A domestic cup competition along the lines of England's FA Cup is just one of the issues being considered by Football Federation Australia after it met with a group of former Socceroos.

The informal forum included FFA chief executive Ben Buckley and board member Phil Wolanski and several past Socceroos including former captains Alex Tobin and Charlie Yankos, and players from previous eras including Ray Baartz, John Watkiss, Ted Smith and Doug Wendt.

Buckley said the issues discussed included the mentoring of current players by their predecessors, the new national youth league, a national football development plan, recognising the game's history and the establishment of a Socceroo Club.

Also discussed was the establishment of a knock-out cup competition, something which hasn't been played in Australia for just over 10 years.

The former competition, which ran from 1977 to 1997, included only National League clubs and attracted little publicity.

Tobin revealed a new cup format could allow teams from state leagues a crack at the A-League clubs, in much the same way the FA Cup allows lower division and non-league minnows a chance to upset the Premier League giants.

Australia's most capped Socceroo ever, Tobin, acknowledged there were logistical and geographical problems associated with a genuine national competition Down Under.

"Any talk about cup competitions in Australia has difficulties, obviously with the travel and a small club in NSW probably can't resource itself to be able to play a small club in Perth, that's the reality of it," Tobin said.

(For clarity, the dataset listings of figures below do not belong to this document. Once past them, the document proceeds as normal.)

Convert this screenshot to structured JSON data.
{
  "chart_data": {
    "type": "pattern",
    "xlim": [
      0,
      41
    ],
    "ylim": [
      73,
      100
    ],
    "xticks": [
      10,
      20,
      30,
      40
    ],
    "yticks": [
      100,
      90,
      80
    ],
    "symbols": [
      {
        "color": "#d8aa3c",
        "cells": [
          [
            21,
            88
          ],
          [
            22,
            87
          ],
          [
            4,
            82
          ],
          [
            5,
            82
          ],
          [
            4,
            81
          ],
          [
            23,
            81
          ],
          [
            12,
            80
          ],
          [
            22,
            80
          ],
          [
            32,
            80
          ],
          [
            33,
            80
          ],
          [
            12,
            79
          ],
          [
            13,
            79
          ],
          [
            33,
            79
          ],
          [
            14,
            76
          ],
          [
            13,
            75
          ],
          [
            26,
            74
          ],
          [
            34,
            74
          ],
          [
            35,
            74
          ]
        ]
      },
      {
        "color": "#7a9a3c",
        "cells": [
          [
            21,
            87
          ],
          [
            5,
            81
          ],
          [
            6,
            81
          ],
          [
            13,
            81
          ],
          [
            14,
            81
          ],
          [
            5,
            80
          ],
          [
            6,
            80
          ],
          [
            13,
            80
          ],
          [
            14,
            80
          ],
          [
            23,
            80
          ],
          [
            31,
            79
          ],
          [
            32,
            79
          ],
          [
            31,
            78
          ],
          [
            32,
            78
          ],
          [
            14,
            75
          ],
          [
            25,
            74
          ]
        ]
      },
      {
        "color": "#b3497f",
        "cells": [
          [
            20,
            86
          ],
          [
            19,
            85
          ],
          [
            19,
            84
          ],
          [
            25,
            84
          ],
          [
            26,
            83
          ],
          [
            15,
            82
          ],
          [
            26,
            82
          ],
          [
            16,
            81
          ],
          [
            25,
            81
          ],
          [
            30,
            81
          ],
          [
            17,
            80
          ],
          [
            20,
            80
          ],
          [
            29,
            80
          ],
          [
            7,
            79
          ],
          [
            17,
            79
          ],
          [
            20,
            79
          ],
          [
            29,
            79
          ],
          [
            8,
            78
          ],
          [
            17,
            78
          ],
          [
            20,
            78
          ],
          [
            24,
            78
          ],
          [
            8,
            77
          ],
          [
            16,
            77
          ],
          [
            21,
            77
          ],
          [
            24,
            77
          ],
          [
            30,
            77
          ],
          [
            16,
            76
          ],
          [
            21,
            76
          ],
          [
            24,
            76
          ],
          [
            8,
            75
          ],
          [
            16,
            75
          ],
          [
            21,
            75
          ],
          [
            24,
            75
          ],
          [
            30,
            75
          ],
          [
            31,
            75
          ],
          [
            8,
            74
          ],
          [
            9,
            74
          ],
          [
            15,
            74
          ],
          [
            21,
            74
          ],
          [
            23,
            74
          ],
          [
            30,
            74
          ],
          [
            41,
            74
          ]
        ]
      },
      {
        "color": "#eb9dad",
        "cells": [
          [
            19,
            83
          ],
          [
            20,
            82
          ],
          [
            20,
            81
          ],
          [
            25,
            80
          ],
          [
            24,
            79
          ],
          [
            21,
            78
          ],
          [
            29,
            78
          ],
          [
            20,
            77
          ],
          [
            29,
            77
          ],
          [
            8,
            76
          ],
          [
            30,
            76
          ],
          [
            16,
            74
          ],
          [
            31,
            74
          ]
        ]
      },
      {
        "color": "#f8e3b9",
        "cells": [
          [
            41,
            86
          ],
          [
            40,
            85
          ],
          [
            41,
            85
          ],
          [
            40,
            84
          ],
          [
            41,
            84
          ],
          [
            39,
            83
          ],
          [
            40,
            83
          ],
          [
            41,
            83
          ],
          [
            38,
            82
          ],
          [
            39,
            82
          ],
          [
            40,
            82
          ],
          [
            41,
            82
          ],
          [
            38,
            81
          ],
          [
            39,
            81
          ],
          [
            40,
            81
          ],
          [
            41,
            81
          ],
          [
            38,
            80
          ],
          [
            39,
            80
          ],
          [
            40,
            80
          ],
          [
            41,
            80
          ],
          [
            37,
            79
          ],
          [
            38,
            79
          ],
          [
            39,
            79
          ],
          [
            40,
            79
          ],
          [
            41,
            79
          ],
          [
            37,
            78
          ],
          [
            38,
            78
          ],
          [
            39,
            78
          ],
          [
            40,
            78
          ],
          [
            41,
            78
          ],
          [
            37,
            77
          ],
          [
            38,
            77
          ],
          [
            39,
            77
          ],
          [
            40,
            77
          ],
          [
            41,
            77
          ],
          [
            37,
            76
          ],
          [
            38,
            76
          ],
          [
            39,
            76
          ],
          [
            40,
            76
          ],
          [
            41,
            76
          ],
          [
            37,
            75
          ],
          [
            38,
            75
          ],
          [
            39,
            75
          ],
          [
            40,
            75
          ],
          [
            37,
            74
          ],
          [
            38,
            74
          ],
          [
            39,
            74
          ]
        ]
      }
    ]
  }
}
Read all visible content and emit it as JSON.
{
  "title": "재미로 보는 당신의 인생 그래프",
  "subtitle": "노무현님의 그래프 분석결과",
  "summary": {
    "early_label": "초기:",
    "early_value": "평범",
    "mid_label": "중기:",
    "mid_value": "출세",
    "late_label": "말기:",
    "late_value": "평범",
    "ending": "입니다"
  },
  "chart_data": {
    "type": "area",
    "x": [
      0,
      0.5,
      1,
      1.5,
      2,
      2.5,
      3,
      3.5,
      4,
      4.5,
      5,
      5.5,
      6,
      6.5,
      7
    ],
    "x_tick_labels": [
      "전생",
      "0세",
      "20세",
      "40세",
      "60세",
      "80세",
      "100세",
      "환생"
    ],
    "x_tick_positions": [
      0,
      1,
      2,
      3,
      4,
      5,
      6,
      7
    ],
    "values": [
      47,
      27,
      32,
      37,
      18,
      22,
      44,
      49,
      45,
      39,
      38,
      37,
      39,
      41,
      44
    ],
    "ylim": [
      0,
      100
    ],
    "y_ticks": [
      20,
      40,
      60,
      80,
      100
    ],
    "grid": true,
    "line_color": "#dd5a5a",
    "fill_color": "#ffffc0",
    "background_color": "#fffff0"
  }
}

"So any cup competition may have to come with a notion of a regionalised system.

"Maybe A-League clubs and NSW Premier League and Victorian Premier League clubs can come in at a later stage, something of that nature.

"To give all clubs an opportunity of playing an A-League opponent is a great sort of fairytale story that you would love to see happen.

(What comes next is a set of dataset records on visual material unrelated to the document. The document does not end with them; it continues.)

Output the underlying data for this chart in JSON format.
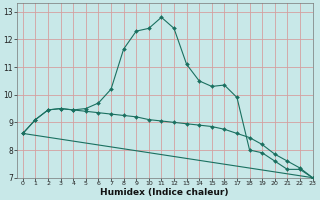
{
  "xlabel": "Humidex (Indice chaleur)",
  "bg_color": "#c8e8e8",
  "grid_color": "#d4a0a0",
  "line_color": "#1a7060",
  "xlim": [
    -0.5,
    23
  ],
  "ylim": [
    7,
    13.3
  ],
  "xticks": [
    0,
    1,
    2,
    3,
    4,
    5,
    6,
    7,
    8,
    9,
    10,
    11,
    12,
    13,
    14,
    15,
    16,
    17,
    18,
    19,
    20,
    21,
    22,
    23
  ],
  "yticks": [
    7,
    8,
    9,
    10,
    11,
    12,
    13
  ],
  "line1_x": [
    0,
    1,
    2,
    3,
    4,
    5,
    6,
    7,
    8,
    9,
    10,
    11,
    12,
    13,
    14,
    15,
    16,
    17,
    18,
    19,
    20,
    21,
    22,
    23
  ],
  "line1_y": [
    8.6,
    9.1,
    9.45,
    9.5,
    9.45,
    9.4,
    9.35,
    9.3,
    9.25,
    9.2,
    9.1,
    9.05,
    9.0,
    8.95,
    8.9,
    8.85,
    8.75,
    8.6,
    8.45,
    8.2,
    7.85,
    7.6,
    7.35,
    7.0
  ],
  "line2_x": [
    0,
    1,
    2,
    3,
    4,
    5,
    6,
    7,
    8,
    9,
    10,
    11,
    12,
    13,
    14,
    15,
    16,
    17,
    18,
    19,
    20,
    21,
    22,
    23
  ],
  "line2_y": [
    8.6,
    9.1,
    9.45,
    9.5,
    9.45,
    9.5,
    9.7,
    10.2,
    11.65,
    12.3,
    12.4,
    12.8,
    12.4,
    11.1,
    10.5,
    10.3,
    10.35,
    9.9,
    8.0,
    7.9,
    7.6,
    7.3,
    7.3,
    7.0
  ],
  "line3_x": [
    0,
    23
  ],
  "line3_y": [
    8.6,
    7.0
  ]
}
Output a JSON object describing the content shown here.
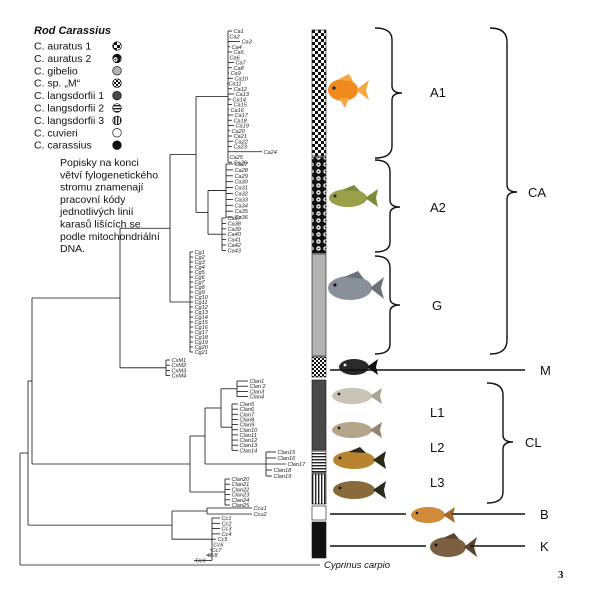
{
  "legend": {
    "title": "Rod Carassius",
    "items": [
      {
        "label": "C. auratus 1",
        "species": "C. auratus",
        "suffix": "1",
        "pattern": "checker"
      },
      {
        "label": "C. auratus 2",
        "species": "C. auratus",
        "suffix": "2",
        "pattern": "ring-dots"
      },
      {
        "label": "C. gibelio",
        "species": "C. gibelio",
        "suffix": "",
        "pattern": "gray"
      },
      {
        "label": "C. sp. „M“",
        "species": "C.",
        "suffix": "sp. „M“",
        "pattern": "checker-small"
      },
      {
        "label": "C. langsdorfii 1",
        "species": "C. langsdorfii",
        "suffix": "1",
        "pattern": "dark-gray"
      },
      {
        "label": "C. langsdorfii 2",
        "species": "C. langsdorfii",
        "suffix": "2",
        "pattern": "h-lines"
      },
      {
        "label": "C. langsdorfii 3",
        "species": "C. langsdorfii",
        "suffix": "3",
        "pattern": "v-lines"
      },
      {
        "label": "C. cuvieri",
        "species": "C. cuvieri",
        "suffix": "",
        "pattern": "white"
      },
      {
        "label": "C. carassius",
        "species": "C. carassius",
        "suffix": "",
        "pattern": "black"
      }
    ]
  },
  "description_lines": [
    "Popisky na konci",
    "větví fylogenetického",
    "stromu znamenají",
    "pracovní kódy",
    "jednotlivých linií",
    "karasů lišících se",
    "podle mitochondriální",
    "DNA."
  ],
  "tree": {
    "leaf_groups": [
      {
        "id": "ca1",
        "labels": [
          "Ca1",
          "Ca2",
          "Ca3",
          "Ca4",
          "Ca5",
          "Ca6",
          "Ca7",
          "Ca8",
          "Ca9",
          "Ca10",
          "Ca11",
          "Ca12",
          "Ca13",
          "Ca14",
          "Ca15",
          "Ca16",
          "Ca17",
          "Ca18",
          "Ca19",
          "Ca20",
          "Ca21",
          "Ca22",
          "Ca23",
          "Ca24",
          "Ca25",
          "Ca26"
        ]
      },
      {
        "id": "ca2",
        "labels": [
          "Ca27",
          "Ca28",
          "Ca29",
          "Ca30",
          "Ca31",
          "Ca32",
          "Ca33",
          "Ca34",
          "Ca35",
          "Ca36"
        ]
      },
      {
        "id": "ca3",
        "labels": [
          "Ca37",
          "Ca38",
          "Ca39",
          "Ca40",
          "Ca41",
          "Ca42",
          "Ca43"
        ]
      },
      {
        "id": "cg",
        "labels": [
          "Cg1",
          "Cg2",
          "Cg3",
          "Cg4",
          "Cg5",
          "Cg6",
          "Cg7",
          "Cg8",
          "Cg9",
          "Cg10",
          "Cg11",
          "Cg12",
          "Cg13",
          "Cg14",
          "Cg15",
          "Cg16",
          "Cg17",
          "Cg18",
          "Cg19",
          "Cg20",
          "Cg21"
        ]
      },
      {
        "id": "cxm",
        "labels": [
          "CxM1",
          "CxM2",
          "CxM3",
          "CxM4"
        ]
      },
      {
        "id": "clan1",
        "labels": [
          "Clan1",
          "Clan 2",
          "Clan3",
          "Clan4"
        ]
      },
      {
        "id": "clan2",
        "labels": [
          "Clan5",
          "Clan6",
          "Clan7",
          "Clan8",
          "Clan9",
          "Clan10",
          "Clan11",
          "Clan12",
          "Clan13",
          "Clan14"
        ]
      },
      {
        "id": "clan3",
        "labels": [
          "Clan15",
          "Clan16",
          "Clan17",
          "Clan18",
          "Clan19"
        ]
      },
      {
        "id": "clan4",
        "labels": [
          "Clan20",
          "Clan21",
          "Clan22",
          "Clan23",
          "Clan24",
          "Clan25"
        ]
      },
      {
        "id": "ccu",
        "labels": [
          "Ccu1",
          "Ccu2"
        ]
      },
      {
        "id": "cc",
        "labels": [
          "Cc1",
          "Cc2",
          "Cc3",
          "Cc4",
          "Cc5",
          "Cc6",
          "Cc7",
          "Cc8",
          "Cc9"
        ]
      }
    ],
    "outgroup_label": "Cyprinus carpio"
  },
  "clades": {
    "A1": "A1",
    "A2": "A2",
    "G": "G",
    "M": "M",
    "L1": "L1",
    "L2": "L2",
    "L3": "L3",
    "CA": "CA",
    "CL": "CL",
    "B": "B",
    "K": "K"
  },
  "figure_number": "3",
  "colors": {
    "fish_gold": "#f08a1c",
    "fish_olive": "#9aa04a",
    "fish_gray": "#8a9098",
    "fish_dark": "#2a2a2a",
    "fish_silver": "#c9c4b6",
    "fish_brown": "#b88430",
    "fish_bronze": "#8a6a3a",
    "bar_gray": "#b3b3b3",
    "bar_dark": "#4a4a4a",
    "bar_black": "#111111"
  }
}
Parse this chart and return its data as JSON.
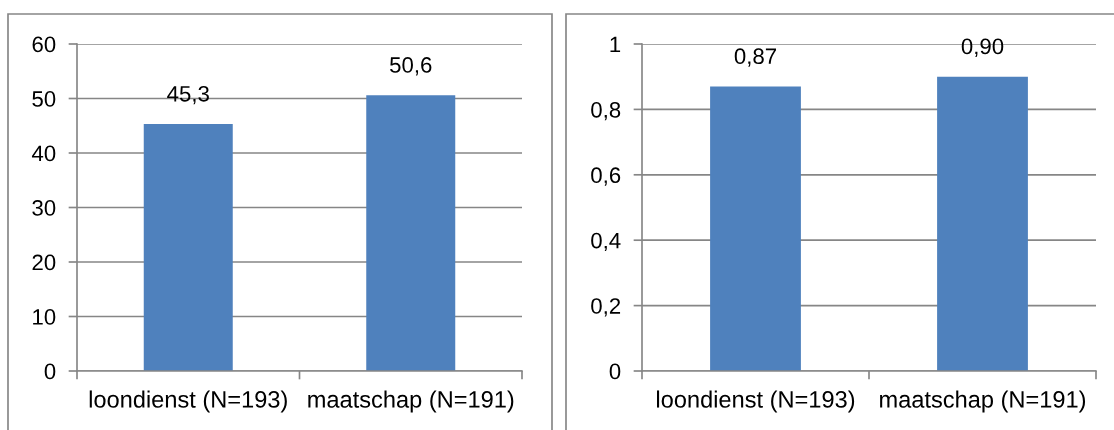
{
  "chart_data": [
    {
      "type": "bar",
      "categories": [
        "loondienst (N=193)",
        "maatschap (N=191)"
      ],
      "values": [
        45.3,
        50.6
      ],
      "value_labels": [
        "45,3",
        "50,6"
      ],
      "color": "#4f81bd",
      "ylim": [
        0,
        60
      ],
      "yticks": [
        0,
        10,
        20,
        30,
        40,
        50,
        60
      ],
      "grid": "y"
    },
    {
      "type": "bar",
      "categories": [
        "loondienst (N=193)",
        "maatschap (N=191)"
      ],
      "values": [
        0.87,
        0.9
      ],
      "value_labels": [
        "0,87",
        "0,90"
      ],
      "color": "#4f81bd",
      "ylim": [
        0,
        1
      ],
      "yticks": [
        0,
        {
          "value": 0.2,
          "label": "0,2"
        },
        {
          "value": 0.4,
          "label": "0,4"
        },
        {
          "value": 0.6,
          "label": "0,6"
        },
        {
          "value": 0.8,
          "label": "0,8"
        },
        1
      ],
      "grid": "y"
    }
  ]
}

"It's not easy, there's no doubt about that, but it's something at least we can put on the drawing board and maybe have a think about it and if it's possible then it would be great to see and I'm sure the general public would get behind it."

Former central defender Tobin, now an assistant coach with the Central Coast Mariners, was pleased to see the FFA showing interest in recognising the history of the Socceroos.

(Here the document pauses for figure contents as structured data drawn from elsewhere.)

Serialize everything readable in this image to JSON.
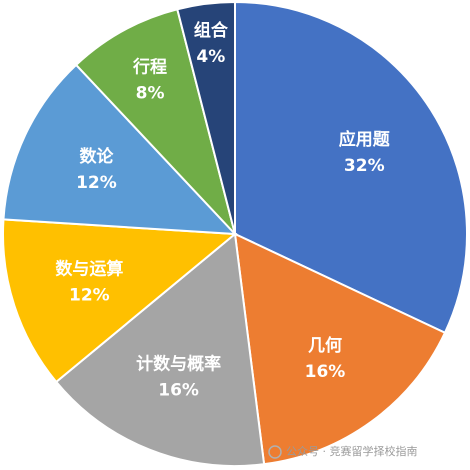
{
  "chart_data": {
    "type": "pie",
    "categories": [
      "应用题",
      "几何",
      "计数与概率",
      "数与运算",
      "数论",
      "行程",
      "组合"
    ],
    "values": [
      32,
      16,
      16,
      12,
      12,
      8,
      4
    ],
    "value_labels": [
      "32%",
      "16%",
      "16%",
      "12%",
      "12%",
      "8%",
      "4%"
    ],
    "colors": [
      "#4472c4",
      "#ed7d31",
      "#a5a5a5",
      "#ffc000",
      "#5b9bd5",
      "#70ad47",
      "#264478"
    ],
    "watermark": "公众号 · 竞赛留学择校指南"
  }
}
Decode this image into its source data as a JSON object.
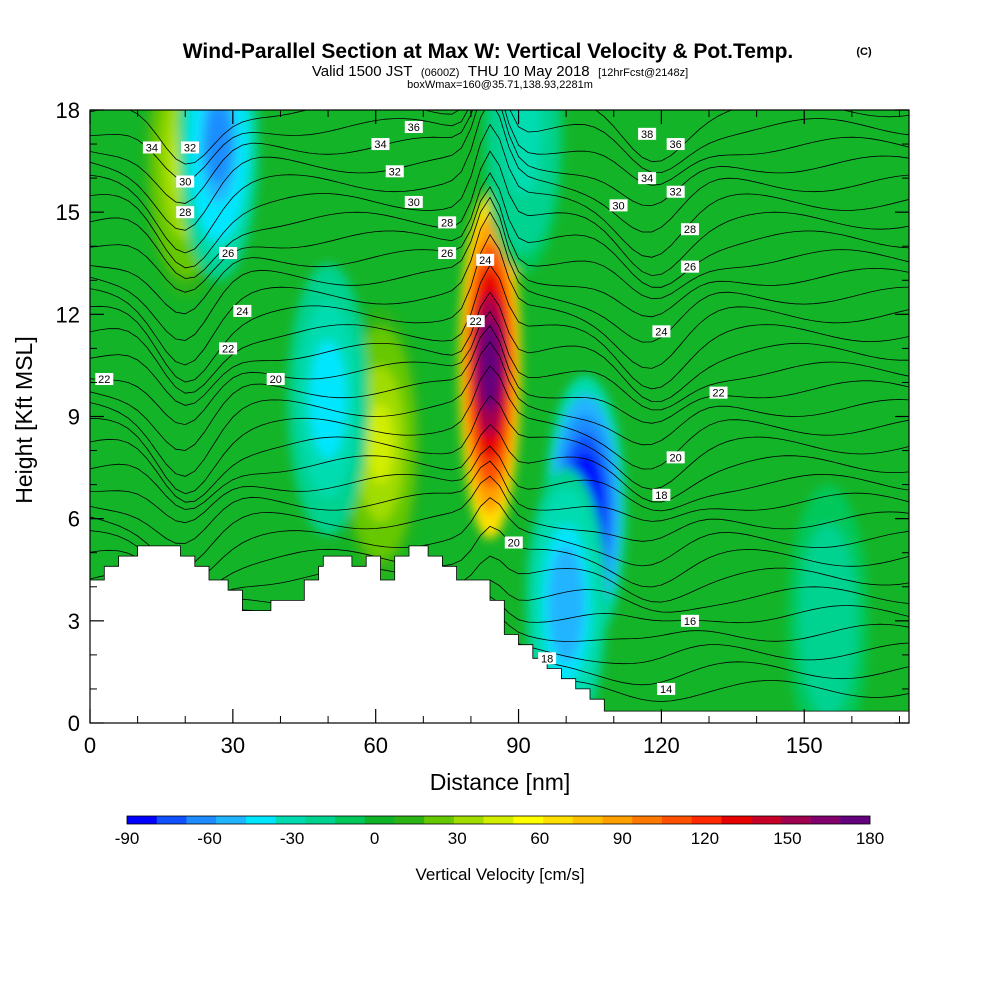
{
  "chart_data": {
    "type": "heatmap",
    "title": "Wind-Parallel Section at Max W: Vertical Velocity & Pot.Temp.",
    "title_mark": "(C)",
    "subtitle": {
      "valid": "Valid 1500 JST",
      "utc": "(0600Z)",
      "date": "THU 10 May 2018",
      "fcst": "[12hrFcst@2148z]"
    },
    "subtitle2": "boxWmax=160@35.71,138.93,2281m",
    "xlabel": "Distance [nm]",
    "ylabel": "Height [Kft MSL]",
    "xlim": [
      0,
      172
    ],
    "ylim": [
      0,
      18
    ],
    "x_ticks": [
      0,
      30,
      60,
      90,
      120,
      150
    ],
    "y_ticks": [
      0,
      3,
      6,
      9,
      12,
      15,
      18
    ],
    "colorbar": {
      "label": "Vertical Velocity [cm/s]",
      "ticks": [
        -90,
        -60,
        -30,
        0,
        30,
        60,
        90,
        120,
        150,
        180
      ],
      "range": [
        -90,
        180
      ],
      "colors": [
        "#0000ff",
        "#1050ff",
        "#1e8cff",
        "#20b4ff",
        "#00e6ff",
        "#00dcb0",
        "#00d290",
        "#00c85a",
        "#10b428",
        "#2cb414",
        "#66c800",
        "#a0dc00",
        "#d2ee00",
        "#ffff00",
        "#ffe000",
        "#ffc000",
        "#ffa000",
        "#ff7800",
        "#ff5000",
        "#ff2800",
        "#e60000",
        "#c80028",
        "#a00050",
        "#82006e",
        "#64007d"
      ]
    },
    "terrain_kft": [
      [
        0,
        4.2
      ],
      [
        3,
        4.2
      ],
      [
        3,
        4.6
      ],
      [
        6,
        4.6
      ],
      [
        6,
        4.9
      ],
      [
        10,
        4.9
      ],
      [
        10,
        5.2
      ],
      [
        19,
        5.2
      ],
      [
        19,
        4.9
      ],
      [
        22,
        4.9
      ],
      [
        22,
        4.6
      ],
      [
        25,
        4.6
      ],
      [
        25,
        4.2
      ],
      [
        29,
        4.2
      ],
      [
        29,
        3.9
      ],
      [
        32,
        3.9
      ],
      [
        32,
        3.3
      ],
      [
        38,
        3.3
      ],
      [
        38,
        3.6
      ],
      [
        45,
        3.6
      ],
      [
        45,
        4.2
      ],
      [
        48,
        4.2
      ],
      [
        48,
        4.6
      ],
      [
        49,
        4.6
      ],
      [
        49,
        4.9
      ],
      [
        55,
        4.9
      ],
      [
        55,
        4.6
      ],
      [
        58,
        4.6
      ],
      [
        58,
        4.9
      ],
      [
        61,
        4.9
      ],
      [
        61,
        4.2
      ],
      [
        64,
        4.2
      ],
      [
        64,
        4.9
      ],
      [
        67,
        4.9
      ],
      [
        67,
        5.2
      ],
      [
        71,
        5.2
      ],
      [
        71,
        4.9
      ],
      [
        74,
        4.9
      ],
      [
        74,
        4.6
      ],
      [
        77,
        4.6
      ],
      [
        77,
        4.2
      ],
      [
        84,
        4.2
      ],
      [
        84,
        3.6
      ],
      [
        87,
        3.6
      ],
      [
        87,
        2.6
      ],
      [
        90,
        2.6
      ],
      [
        90,
        2.3
      ],
      [
        93,
        2.3
      ],
      [
        93,
        1.9
      ],
      [
        96,
        1.9
      ],
      [
        96,
        1.6
      ],
      [
        99,
        1.6
      ],
      [
        99,
        1.3
      ],
      [
        102,
        1.3
      ],
      [
        102,
        1.0
      ],
      [
        105,
        1.0
      ],
      [
        105,
        0.7
      ],
      [
        108,
        0.7
      ],
      [
        108,
        0.35
      ],
      [
        172,
        0.35
      ]
    ],
    "w_features": [
      {
        "x": 84,
        "z": 10.5,
        "w": 180
      },
      {
        "x": 61,
        "z": 8.2,
        "w": 40
      },
      {
        "x": 20,
        "z": 16.5,
        "w": 45
      },
      {
        "x": 104,
        "z": 6.2,
        "w": -95
      },
      {
        "x": 100,
        "z": 3.5,
        "w": -55
      },
      {
        "x": 50,
        "z": 9.5,
        "w": -45
      },
      {
        "x": 27,
        "z": 17.0,
        "w": -60
      },
      {
        "x": 91,
        "z": 17.2,
        "w": -30
      },
      {
        "x": 155,
        "z": 3.0,
        "w": -25
      }
    ],
    "theta_labels": [
      {
        "text": "34",
        "x": 13,
        "z": 16.9
      },
      {
        "text": "32",
        "x": 21,
        "z": 16.9
      },
      {
        "text": "30",
        "x": 20,
        "z": 15.9
      },
      {
        "text": "28",
        "x": 20,
        "z": 15.0
      },
      {
        "text": "26",
        "x": 29,
        "z": 13.8
      },
      {
        "text": "24",
        "x": 32,
        "z": 12.1
      },
      {
        "text": "22",
        "x": 29,
        "z": 11.0
      },
      {
        "text": "20",
        "x": 39,
        "z": 10.1
      },
      {
        "text": "22",
        "x": 3,
        "z": 10.1
      },
      {
        "text": "34",
        "x": 61,
        "z": 17.0
      },
      {
        "text": "36",
        "x": 68,
        "z": 17.5
      },
      {
        "text": "32",
        "x": 64,
        "z": 16.2
      },
      {
        "text": "30",
        "x": 68,
        "z": 15.3
      },
      {
        "text": "28",
        "x": 75,
        "z": 14.7
      },
      {
        "text": "26",
        "x": 75,
        "z": 13.8
      },
      {
        "text": "24",
        "x": 83,
        "z": 13.6
      },
      {
        "text": "22",
        "x": 81,
        "z": 11.8
      },
      {
        "text": "20",
        "x": 89,
        "z": 5.3
      },
      {
        "text": "18",
        "x": 96,
        "z": 1.9
      },
      {
        "text": "38",
        "x": 117,
        "z": 17.3
      },
      {
        "text": "36",
        "x": 123,
        "z": 17.0
      },
      {
        "text": "34",
        "x": 117,
        "z": 16.0
      },
      {
        "text": "32",
        "x": 123,
        "z": 15.6
      },
      {
        "text": "30",
        "x": 111,
        "z": 15.2
      },
      {
        "text": "28",
        "x": 126,
        "z": 14.5
      },
      {
        "text": "26",
        "x": 126,
        "z": 13.4
      },
      {
        "text": "24",
        "x": 120,
        "z": 11.5
      },
      {
        "text": "22",
        "x": 132,
        "z": 9.7
      },
      {
        "text": "20",
        "x": 123,
        "z": 7.8
      },
      {
        "text": "18",
        "x": 120,
        "z": 6.7
      },
      {
        "text": "16",
        "x": 126,
        "z": 3.0
      },
      {
        "text": "14",
        "x": 121,
        "z": 1.0
      }
    ]
  }
}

Buckley said Australia had a rich soccer history and needed to find a way to celebrate and embrace its past.

He stressed the importance of elevating the public profile of the FFA's Hall of Fame and finding a venue to house the code's memorabilia.

Tobin welcomed the news as he said it was not something that had been done well in the past.

"When I was playing for the national team I was upset that I didn't know enough about the previous generation and it wasn't through any lack of intelligence and trying to find that information, it just wasn't out there, so it would be great to recognise that past and collate any of the noteworthy artefacts and memorabilia of those generations," Tobin said.

Buckley said the forum had produced a lot of good ideas and he would like to make it a regular occurrence.